= LULI2000 =

High-power laser system

LULI2000 is a high-power laser system dedicated to scientific research. It is located in LULI laboratory, at École Polytechnique in France. The main application of this type of laser is related to the very high energy fluxes obtained after focusing onto tiny focal spots, from micrometers to hundreds of micrometers in diameter. The interaction between these focused beams and small targets produces very hot plasmas, up to many hundred million degrees, high densities and high pressures. Depending on the laser and target parameters, these laser-generated plasmas may be compared to stars or planet interiors.

The main research topics addressed on LULI2000 concern laser inertial fusion and all its physical components, fundamental physics of hot and dense plasmas and its applications in astrophysics and geophysics, or the physics and processing of materials.

NANO2000, the nanosecond version of LULI2000, consists in two Nd:Glass laser chains, 200 mm in diameter, delivering each 1 kJ in nanosecond pulses at 1.05 μm wavelength. After frequency doubling or tripling, a large part of the energy may be converted to 0.53 μm or 0.35 μm.
These beams are then focussed in the middle of a 2 m diameter vacuum chamber where they irradiate targets of different types.
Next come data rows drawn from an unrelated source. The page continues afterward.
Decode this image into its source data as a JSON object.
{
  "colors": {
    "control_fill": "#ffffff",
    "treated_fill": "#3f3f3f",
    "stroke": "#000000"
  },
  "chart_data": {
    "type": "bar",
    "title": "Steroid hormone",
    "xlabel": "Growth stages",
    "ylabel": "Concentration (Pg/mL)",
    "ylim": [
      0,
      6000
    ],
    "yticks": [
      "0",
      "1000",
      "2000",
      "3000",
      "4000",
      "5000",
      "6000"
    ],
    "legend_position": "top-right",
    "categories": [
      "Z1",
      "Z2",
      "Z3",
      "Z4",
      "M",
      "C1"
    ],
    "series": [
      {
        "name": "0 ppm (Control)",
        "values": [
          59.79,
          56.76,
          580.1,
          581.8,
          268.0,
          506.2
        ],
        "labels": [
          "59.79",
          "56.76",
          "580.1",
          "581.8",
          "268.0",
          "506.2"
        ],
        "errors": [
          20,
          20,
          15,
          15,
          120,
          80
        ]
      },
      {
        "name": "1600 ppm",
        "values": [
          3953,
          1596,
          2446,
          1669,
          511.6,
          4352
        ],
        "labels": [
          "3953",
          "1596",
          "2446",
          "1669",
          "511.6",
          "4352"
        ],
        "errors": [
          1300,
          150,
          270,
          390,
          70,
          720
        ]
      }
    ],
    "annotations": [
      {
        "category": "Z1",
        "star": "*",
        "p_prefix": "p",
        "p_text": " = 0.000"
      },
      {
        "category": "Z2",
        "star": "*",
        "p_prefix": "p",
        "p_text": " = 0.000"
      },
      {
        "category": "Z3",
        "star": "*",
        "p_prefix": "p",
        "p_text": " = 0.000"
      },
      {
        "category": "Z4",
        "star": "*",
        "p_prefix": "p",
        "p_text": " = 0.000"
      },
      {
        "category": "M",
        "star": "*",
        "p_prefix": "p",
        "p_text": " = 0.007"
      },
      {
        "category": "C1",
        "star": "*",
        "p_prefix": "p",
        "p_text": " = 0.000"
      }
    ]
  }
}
The interaction itself and the characteristics of the laser-generated hot plasmas are diagnosed by a whole set of dedicated diagnostics.

PICO2000, the adaptation of one NANO2000 laser chain in the picosecond regime, will deliver 200 J in 1 ps at 1.05 μm. LULI2000 will be the most energetic laser facility in Europe coupling nanosecond and picosecond pulses. The fast-igniter scheme for laser inertial fusion will be one of the main topics addressed on this facility, in coordination with future installations such as PETAL and HiPER.